Our America with Lisa Ling: “Shades of Kink”

So, Gray, what’d you think?

That’s the question I’m getting a lot this morning, somewhat to the detriment of the work I’m trying to get done now. I’ll say more later, but for now, I can say that I am very, very impressed with what the producers from Part2Pictures and Lisa Ling herself put together. It really seemed to me to fairly explore several varieties of kink. I watched it in the company of a very discerning crowd – including the organizers of Dark Odyssey and the hosts of the Master’s Den (not to mention veterans of The Upper Floor). These were not people who would take kindly to bullshit – as was manifest by their reaction to the E! special that aired before Lisa Ling, which featured some really great sources portrayed in a very sensationalist way. There was a lot of snark, a lot of incredulous “WHAT?!?” when E! tried to tie in BDSM with murders and chose the phrase “nonconsent” to feature fire play.

They had some MST3Kish comments during Our America, too, but more often than not they were simply saying “That’s a much better way to show this.” There were groans almost every time there was a reference to 50 Shades of anything, and “working the kinks out of kink” was also groan worthy. But at the end, there was a round of applause from about as tough an audience as you can get, and I don’t think they were applauding me. They were applauding the show, which – maybe for the first time on American TV – treated us not as “strange other” but only as “different us”.

Lisa Ling’s calm, measured, reporting voice was a great bridge between what it is we do and the “vanilla” world that is so fascinated and frightened by it. I thought the cinematography was amazing (never has my cigar looked so good, and that’s not a euphemism) and the quotes they used for me were accurate and edited in a way that made me sound smarter than I actually am.

Most of all, though, I was proud of the way Poetic Desires became the star of the show.

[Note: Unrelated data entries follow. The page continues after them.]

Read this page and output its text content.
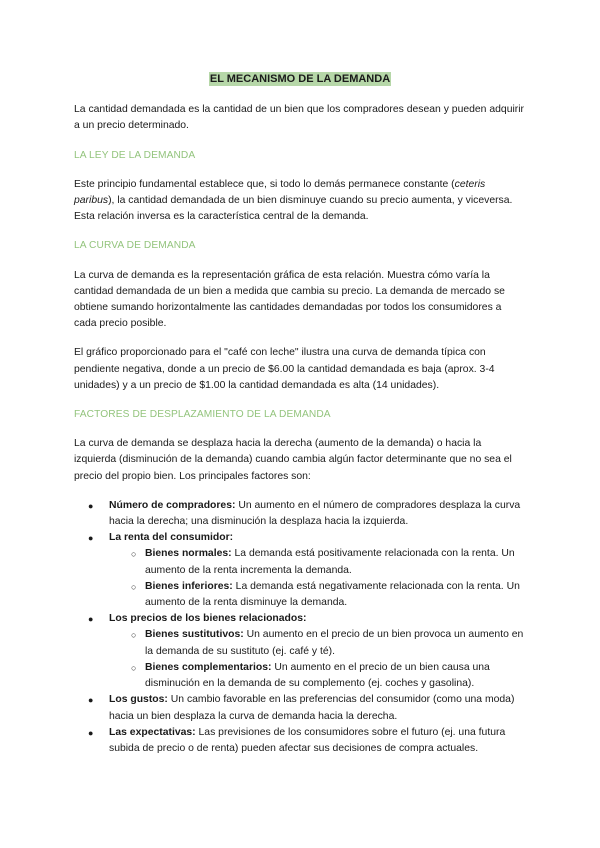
EL MECANISMO DE LA DEMANDA

La cantidad demandada es la cantidad de un bien que los compradores desean y pueden adquirir a un precio determinado.

LA LEY DE LA DEMANDA

Este principio fundamental establece que, si todo lo demás permanece constante (ceteris paribus), la cantidad demandada de un bien disminuye cuando su precio aumenta, y viceversa. Esta relación inversa es la característica central de la demanda.

LA CURVA DE DEMANDA

La curva de demanda es la representación gráfica de esta relación. Muestra cómo varía la cantidad demandada de un bien a medida que cambia su precio. La demanda de mercado se obtiene sumando horizontalmente las cantidades demandadas por todos los consumidores a cada precio posible.

El gráfico proporcionado para el "café con leche" ilustra una curva de demanda típica con pendiente negativa, donde a un precio de $6.00 la cantidad demandada es baja (aprox. 3-4 unidades) y a un precio de $1.00 la cantidad demandada es alta (14 unidades).

FACTORES DE DESPLAZAMIENTO DE LA DEMANDA

La curva de demanda se desplaza hacia la derecha (aumento de la demanda) o hacia la izquierda (disminución de la demanda) cuando cambia algún factor determinante que no sea el precio del propio bien. Los principales factores son:

● Número de compradores: Un aumento en el número de compradores desplaza la curva hacia la derecha; una disminución la desplaza hacia la izquierda.
● La renta del consumidor:
○ Bienes normales: La demanda está positivamente relacionada con la renta. Un aumento de la renta incrementa la demanda.
○ Bienes inferiores: La demanda está negativamente relacionada con la renta. Un aumento de la renta disminuye la demanda.
● Los precios de los bienes relacionados:
○ Bienes sustitutivos: Un aumento en el precio de un bien provoca un aumento en la demanda de su sustituto (ej. café y té).
○ Bienes complementarios: Un aumento en el precio de un bien causa una disminución en la demanda de su complemento (ej. coches y gasolina).
● Los gustos: Un cambio favorable en las preferencias del consumidor (como una moda) hacia un bien desplaza la curva de demanda hacia la derecha.
● Las expectativas: Las previsiones de los consumidores sobre el futuro (ej. una futura subida de precio o de renta) pueden afectar sus decisiones de compra actuales.
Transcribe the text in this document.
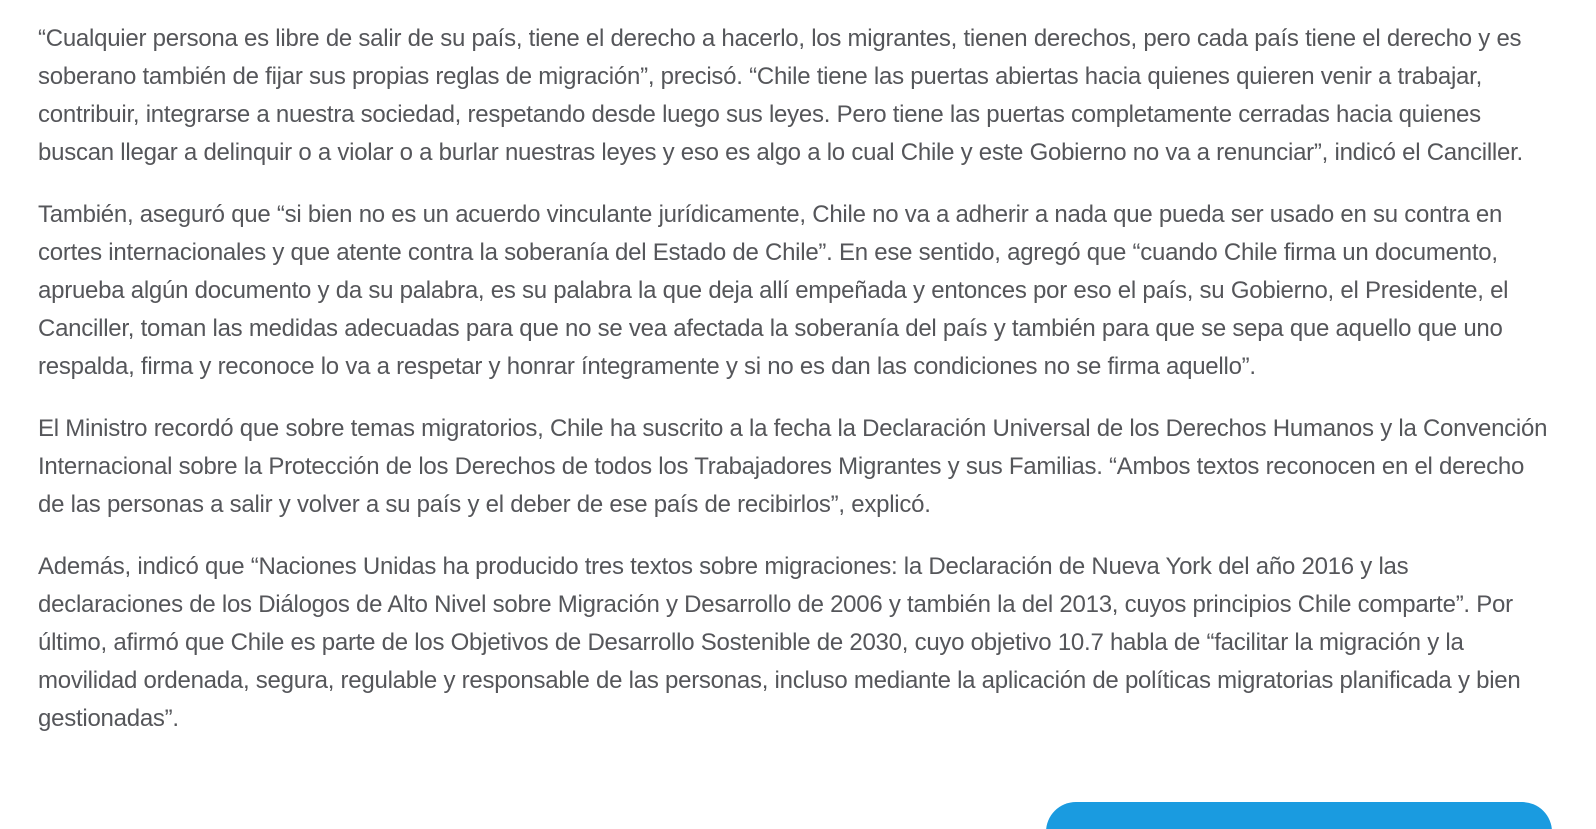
“Cualquier persona es libre de salir de su país, tiene el derecho a hacerlo, los migrantes, tienen derechos, pero cada país tiene el derecho y es soberano también de fijar sus propias reglas de migración”, precisó. “Chile tiene las puertas abiertas hacia quienes quieren venir a trabajar, contribuir, integrarse a nuestra sociedad, respetando desde luego sus leyes. Pero tiene las puertas completamente cerradas hacia quienes buscan llegar a delinquir o a violar o a burlar nuestras leyes y eso es algo a lo cual Chile y este Gobierno no va a renunciar”, indicó el Canciller.

También, aseguró que “si bien no es un acuerdo vinculante jurídicamente, Chile no va a adherir a nada que pueda ser usado en su contra en cortes internacionales y que atente contra la soberanía del Estado de Chile”. En ese sentido, agregó que “cuando Chile firma un documento, aprueba algún documento y da su palabra, es su palabra la que deja allí empeñada y entonces por eso el país, su Gobierno, el Presidente, el Canciller, toman las medidas adecuadas para que no se vea afectada la soberanía del país y también para que se sepa que aquello que uno respalda, firma y reconoce lo va a respetar y honrar íntegramente y si no es dan las condiciones no se firma aquello”.

El Ministro recordó que sobre temas migratorios, Chile ha suscrito a la fecha la Declaración Universal de los Derechos Humanos y la Convención Internacional sobre la Protección de los Derechos de todos los Trabajadores Migrantes y sus Familias. “Ambos textos reconocen en el derecho de las personas a salir y volver a su país y el deber de ese país de recibirlos”, explicó.

Además, indicó que “Naciones Unidas ha producido tres textos sobre migraciones: la Declaración de Nueva York del año 2016 y las declaraciones de los Diálogos de Alto Nivel sobre Migración y Desarrollo de 2006 y también la del 2013, cuyos principios Chile comparte”. Por último, afirmó que Chile es parte de los Objetivos de Desarrollo Sostenible de 2030, cuyo objetivo 10.7 habla de “facilitar la migración y la movilidad ordenada, segura, regulable y responsable de las personas, incluso mediante la aplicación de políticas migratorias planificada y bien gestionadas”.
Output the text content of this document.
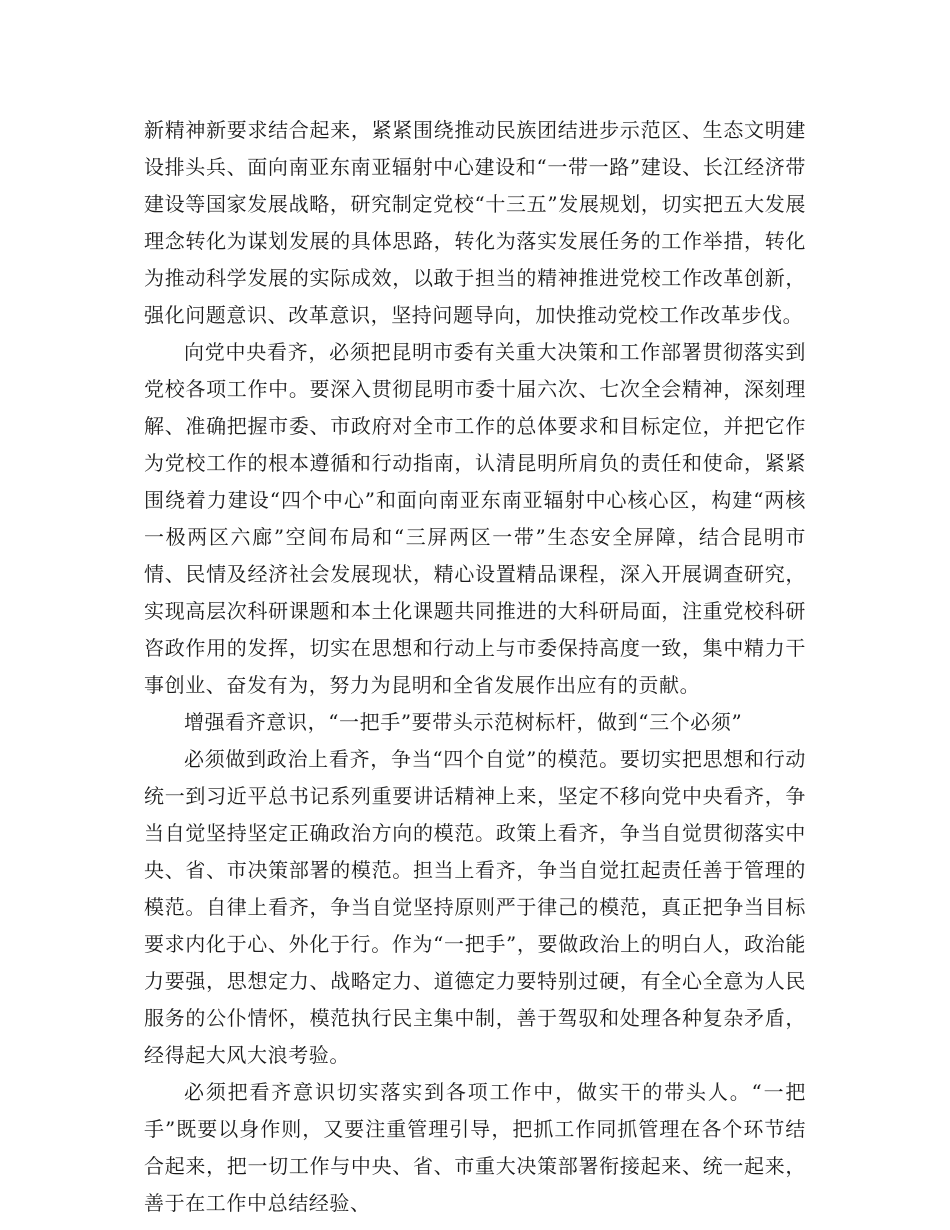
新精神新要求结合起来，紧紧围绕推动民族团结进步示范区、生态文明建设排头兵、面向南亚东南亚辐射中心建设和“一带一路”建设、长江经济带建设等国家发展战略，研究制定党校“十三五”发展规划，切实把五大发展理念转化为谋划发展的具体思路，转化为落实发展任务的工作举措，转化为推动科学发展的实际成效，以敢于担当的精神推进党校工作改革创新，强化问题意识、改革意识，坚持问题导向，加快推动党校工作改革步伐。

向党中央看齐，必须把昆明市委有关重大决策和工作部署贯彻落实到党校各项工作中。要深入贯彻昆明市委十届六次、七次全会精神，深刻理解、准确把握市委、市政府对全市工作的总体要求和目标定位，并把它作为党校工作的根本遵循和行动指南，认清昆明所肩负的责任和使命，紧紧围绕着力建设“四个中心”和面向南亚东南亚辐射中心核心区，构建“两核一极两区六廊”空间布局和“三屏两区一带”生态安全屏障，结合昆明市情、民情及经济社会发展现状，精心设置精品课程，深入开展调查研究，实现高层次科研课题和本土化课题共同推进的大科研局面，注重党校科研咨政作用的发挥，切实在思想和行动上与市委保持高度一致，集中精力干事创业、奋发有为，努力为昆明和全省发展作出应有的贡献。

增强看齐意识，“一把手”要带头示范树标杆，做到“三个必须”

必须做到政治上看齐，争当“四个自觉”的模范。要切实把思想和行动统一到习近平总书记系列重要讲话精神上来，坚定不移向党中央看齐，争当自觉坚持坚定正确政治方向的模范。政策上看齐，争当自觉贯彻落实中央、省、市决策部署的模范。担当上看齐，争当自觉扛起责任善于管理的模范。自律上看齐，争当自觉坚持原则严于律己的模范，真正把争当目标要求内化于心、外化于行。作为“一把手”，要做政治上的明白人，政治能力要强，思想定力、战略定力、道德定力要特别过硬，有全心全意为人民服务的公仆情怀，模范执行民主集中制，善于驾驭和处理各种复杂矛盾，经得起大风大浪考验。

必须把看齐意识切实落实到各项工作中，做实干的带头人。“一把手”既要以身作则，又要注重管理引导，把抓工作同抓管理在各个环节结合起来，把一切工作与中央、省、市重大决策部署衔接起来、统一起来，善于在工作中总结经验、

She was eloquent, expressive, honest, and a great representation of an unapologetically feminist switch (and vice versa).

I also wish that they’d had more than an hour. There are several deleted scenes you can get on the website, but this clip especially, featuring an old friend and lover of mine from the Bondage Capital of the World, shows that Lisa Ling and Our America were really out to capture the essence of kink and did so very, very well:

Deleted Scenes: Liberation in Restraints

After recovering from a traumatic BDSM encounter gone wrong, Emily, a young woman drawn to the skill and artistry of rope bondage, cautiously re-enters the world of rope play with an erotic outdoor photo shoot.

Note: you can see what the general public thought of the show by looking at the hashtag #OurAmerica.